I was then even more flattered by the eulogistic introduction Steve posted up earlier this week. It is certainly very encouraging to have one’s work appreciated, especially beyond one’s own country, although my own work has been more widely known and commented on abroad — in America and Canada — than in Britain. There’s a Biblical quote about prophets going unhonoured in their own land. But ‘I am no prophet, and here’s no great matter’.
I didn’t, however, recognize myself in the description of ‘a literary citizen who offers his experience and enthusiasm to benefit the rest…’ Literary citizen? Having spent my ‘career’ on the margins, writing in the evenings and submitting to little magazines, many of which soon folded (cause and effect?), I feel less literary citizen than bewildered tourist. But I suspect most writers, even successful ones, feel like that at heart.
But having had that role thrust on me, it is one I’m happy to take on and try to live up to. So in the ensuing weeks, although I will naturally answer questions and criticisms on my own work, my emphasis will be on the work of others, both writers and publishers, here in Britain.

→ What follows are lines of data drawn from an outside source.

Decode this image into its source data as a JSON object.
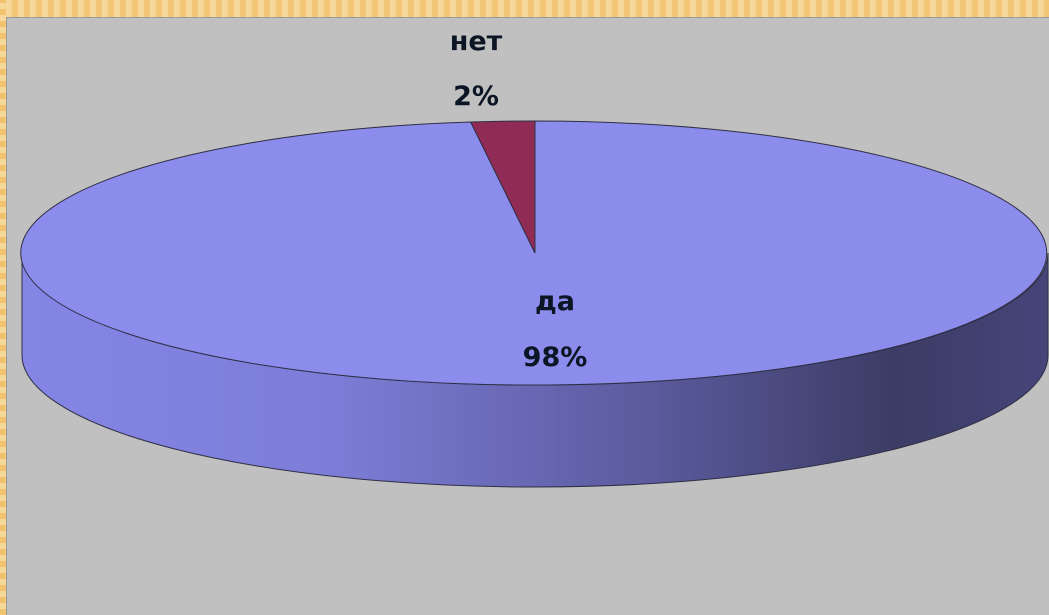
{
  "chart_data": {
    "type": "pie",
    "style": "3d",
    "title": "",
    "categories": [
      "нет",
      "да"
    ],
    "values": [
      2,
      98
    ],
    "labels": [
      {
        "category": "нет",
        "percent": "2%"
      },
      {
        "category": "да",
        "percent": "98%"
      }
    ],
    "colors": {
      "нет": "#8f2b55",
      "да": "#8c8cec",
      "да_side_dark": "#3d3d66"
    },
    "legend": "none",
    "background": "#c0c0c0"
  }
}
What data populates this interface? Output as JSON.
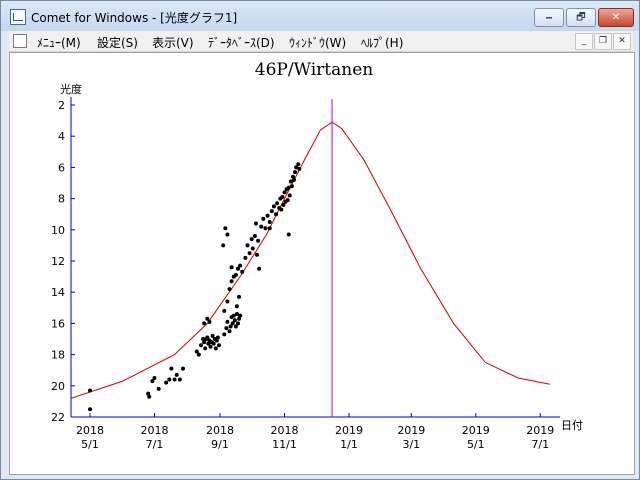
{
  "window": {
    "title": "Comet for Windows - [光度グラフ1]",
    "buttons": {
      "minimize": "🗕",
      "maximize": "🗗",
      "close": "✕"
    }
  },
  "menu": {
    "items": [
      "ﾒﾆｭｰ(M)",
      "設定(S)",
      "表示(V)",
      "ﾃﾞｰﾀﾍﾞｰｽ(D)",
      "ｳｨﾝﾄﾞｳ(W)",
      "ﾍﾙﾌﾟ(H)"
    ],
    "mdi_buttons": {
      "minimize": "_",
      "restore": "❐",
      "close": "✕"
    }
  },
  "colors": {
    "curve": "#cc0000",
    "vline": "#cc00cc",
    "axis": "#0000cc",
    "points": "#000000"
  },
  "chart_data": {
    "type": "scatter",
    "title": "46P/Wirtanen",
    "ylabel": "光度",
    "xlabel": "日付",
    "y_inverted": true,
    "ylim": [
      2,
      22
    ],
    "yticks": [
      2,
      4,
      6,
      8,
      10,
      12,
      14,
      16,
      18,
      20,
      22
    ],
    "xlim": [
      "2018-04-13",
      "2019-07-14"
    ],
    "xticks": [
      {
        "date": "2018-05-01",
        "year": "2018",
        "md": "5/1"
      },
      {
        "date": "2018-07-01",
        "year": "2018",
        "md": "7/1"
      },
      {
        "date": "2018-09-01",
        "year": "2018",
        "md": "9/1"
      },
      {
        "date": "2018-11-01",
        "year": "2018",
        "md": "11/1"
      },
      {
        "date": "2019-01-01",
        "year": "2019",
        "md": "1/1"
      },
      {
        "date": "2019-03-01",
        "year": "2019",
        "md": "3/1"
      },
      {
        "date": "2019-05-01",
        "year": "2019",
        "md": "5/1"
      },
      {
        "date": "2019-07-01",
        "year": "2019",
        "md": "7/1"
      }
    ],
    "marker_date": "2018-12-16",
    "grid": false,
    "predicted_curve": [
      [
        "2018-04-13",
        20.8
      ],
      [
        "2018-06-01",
        19.7
      ],
      [
        "2018-07-20",
        18.0
      ],
      [
        "2018-08-20",
        16.0
      ],
      [
        "2018-09-20",
        13.0
      ],
      [
        "2018-10-15",
        10.3
      ],
      [
        "2018-11-01",
        8.0
      ],
      [
        "2018-11-20",
        5.5
      ],
      [
        "2018-12-05",
        3.6
      ],
      [
        "2018-12-16",
        3.1
      ],
      [
        "2018-12-25",
        3.5
      ],
      [
        "2019-01-15",
        5.5
      ],
      [
        "2019-02-10",
        8.8
      ],
      [
        "2019-03-10",
        12.5
      ],
      [
        "2019-04-10",
        16.0
      ],
      [
        "2019-05-10",
        18.5
      ],
      [
        "2019-06-10",
        19.5
      ],
      [
        "2019-07-10",
        19.9
      ]
    ],
    "observations": [
      [
        "2018-05-01",
        20.3
      ],
      [
        "2018-05-01",
        21.5
      ],
      [
        "2018-06-25",
        20.5
      ],
      [
        "2018-06-26",
        20.7
      ],
      [
        "2018-06-29",
        19.7
      ],
      [
        "2018-07-01",
        19.5
      ],
      [
        "2018-07-05",
        20.2
      ],
      [
        "2018-07-12",
        19.8
      ],
      [
        "2018-07-15",
        19.6
      ],
      [
        "2018-07-17",
        18.9
      ],
      [
        "2018-07-20",
        19.6
      ],
      [
        "2018-07-22",
        19.3
      ],
      [
        "2018-07-25",
        19.6
      ],
      [
        "2018-07-28",
        18.9
      ],
      [
        "2018-08-10",
        17.8
      ],
      [
        "2018-08-12",
        18.0
      ],
      [
        "2018-08-14",
        17.4
      ],
      [
        "2018-08-16",
        17.0
      ],
      [
        "2018-08-17",
        17.2
      ],
      [
        "2018-08-18",
        17.6
      ],
      [
        "2018-08-19",
        17.0
      ],
      [
        "2018-08-20",
        16.9
      ],
      [
        "2018-08-21",
        17.3
      ],
      [
        "2018-08-22",
        17.1
      ],
      [
        "2018-08-23",
        17.5
      ],
      [
        "2018-08-24",
        17.2
      ],
      [
        "2018-08-25",
        16.8
      ],
      [
        "2018-08-26",
        17.3
      ],
      [
        "2018-08-27",
        17.0
      ],
      [
        "2018-08-28",
        17.6
      ],
      [
        "2018-08-29",
        17.1
      ],
      [
        "2018-08-30",
        16.9
      ],
      [
        "2018-08-31",
        17.4
      ],
      [
        "2018-08-17",
        16.0
      ],
      [
        "2018-08-20",
        15.7
      ],
      [
        "2018-08-22",
        15.9
      ],
      [
        "2018-09-05",
        16.7
      ],
      [
        "2018-09-07",
        16.3
      ],
      [
        "2018-09-08",
        15.9
      ],
      [
        "2018-09-10",
        16.5
      ],
      [
        "2018-09-11",
        16.2
      ],
      [
        "2018-09-12",
        15.6
      ],
      [
        "2018-09-13",
        16.0
      ],
      [
        "2018-09-14",
        15.5
      ],
      [
        "2018-09-15",
        15.8
      ],
      [
        "2018-09-16",
        16.2
      ],
      [
        "2018-09-17",
        15.4
      ],
      [
        "2018-09-18",
        16.0
      ],
      [
        "2018-09-19",
        15.7
      ],
      [
        "2018-09-20",
        15.5
      ],
      [
        "2018-09-05",
        15.2
      ],
      [
        "2018-09-08",
        14.6
      ],
      [
        "2018-09-10",
        13.8
      ],
      [
        "2018-09-12",
        13.3
      ],
      [
        "2018-09-14",
        13.0
      ],
      [
        "2018-09-16",
        12.9
      ],
      [
        "2018-09-18",
        12.5
      ],
      [
        "2018-09-20",
        12.3
      ],
      [
        "2018-09-22",
        12.7
      ],
      [
        "2018-09-19",
        14.3
      ],
      [
        "2018-09-17",
        14.9
      ],
      [
        "2018-09-04",
        11.0
      ],
      [
        "2018-09-06",
        9.9
      ],
      [
        "2018-09-08",
        10.3
      ],
      [
        "2018-09-12",
        12.4
      ],
      [
        "2018-09-25",
        11.8
      ],
      [
        "2018-09-27",
        11.0
      ],
      [
        "2018-09-29",
        11.5
      ],
      [
        "2018-10-01",
        10.6
      ],
      [
        "2018-10-02",
        11.2
      ],
      [
        "2018-10-04",
        10.4
      ],
      [
        "2018-10-06",
        11.6
      ],
      [
        "2018-10-07",
        10.7
      ],
      [
        "2018-10-08",
        12.5
      ],
      [
        "2018-10-10",
        9.8
      ],
      [
        "2018-10-12",
        9.3
      ],
      [
        "2018-10-14",
        9.9
      ],
      [
        "2018-10-16",
        9.1
      ],
      [
        "2018-10-18",
        9.5
      ],
      [
        "2018-10-20",
        8.8
      ],
      [
        "2018-10-22",
        8.5
      ],
      [
        "2018-10-24",
        9.0
      ],
      [
        "2018-10-25",
        8.3
      ],
      [
        "2018-10-27",
        8.6
      ],
      [
        "2018-10-28",
        8.0
      ],
      [
        "2018-10-29",
        8.7
      ],
      [
        "2018-10-30",
        7.9
      ],
      [
        "2018-10-31",
        8.4
      ],
      [
        "2018-11-01",
        7.6
      ],
      [
        "2018-11-02",
        8.2
      ],
      [
        "2018-11-03",
        7.4
      ],
      [
        "2018-11-04",
        8.1
      ],
      [
        "2018-11-05",
        7.3
      ],
      [
        "2018-11-06",
        7.8
      ],
      [
        "2018-11-07",
        6.9
      ],
      [
        "2018-11-08",
        7.2
      ],
      [
        "2018-11-09",
        6.6
      ],
      [
        "2018-11-10",
        6.8
      ],
      [
        "2018-11-11",
        6.3
      ],
      [
        "2018-11-12",
        6.0
      ],
      [
        "2018-11-14",
        5.8
      ],
      [
        "2018-11-15",
        6.1
      ],
      [
        "2018-11-05",
        10.3
      ],
      [
        "2018-10-05",
        9.6
      ],
      [
        "2018-10-18",
        9.9
      ]
    ]
  }
}
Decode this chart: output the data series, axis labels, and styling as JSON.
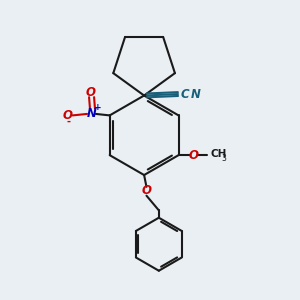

It may seem anachronistic in the Internet Age to speak of national literatures, but that parochialsim still, it seems to me, exists — the literary world has many mansions, and the fences are still as high. But to me, that is to the good, it’s enriching; local ingredients form a local cuisine which can then enrich more authentically the palates of others, both by internet takeaways and sustained international reading.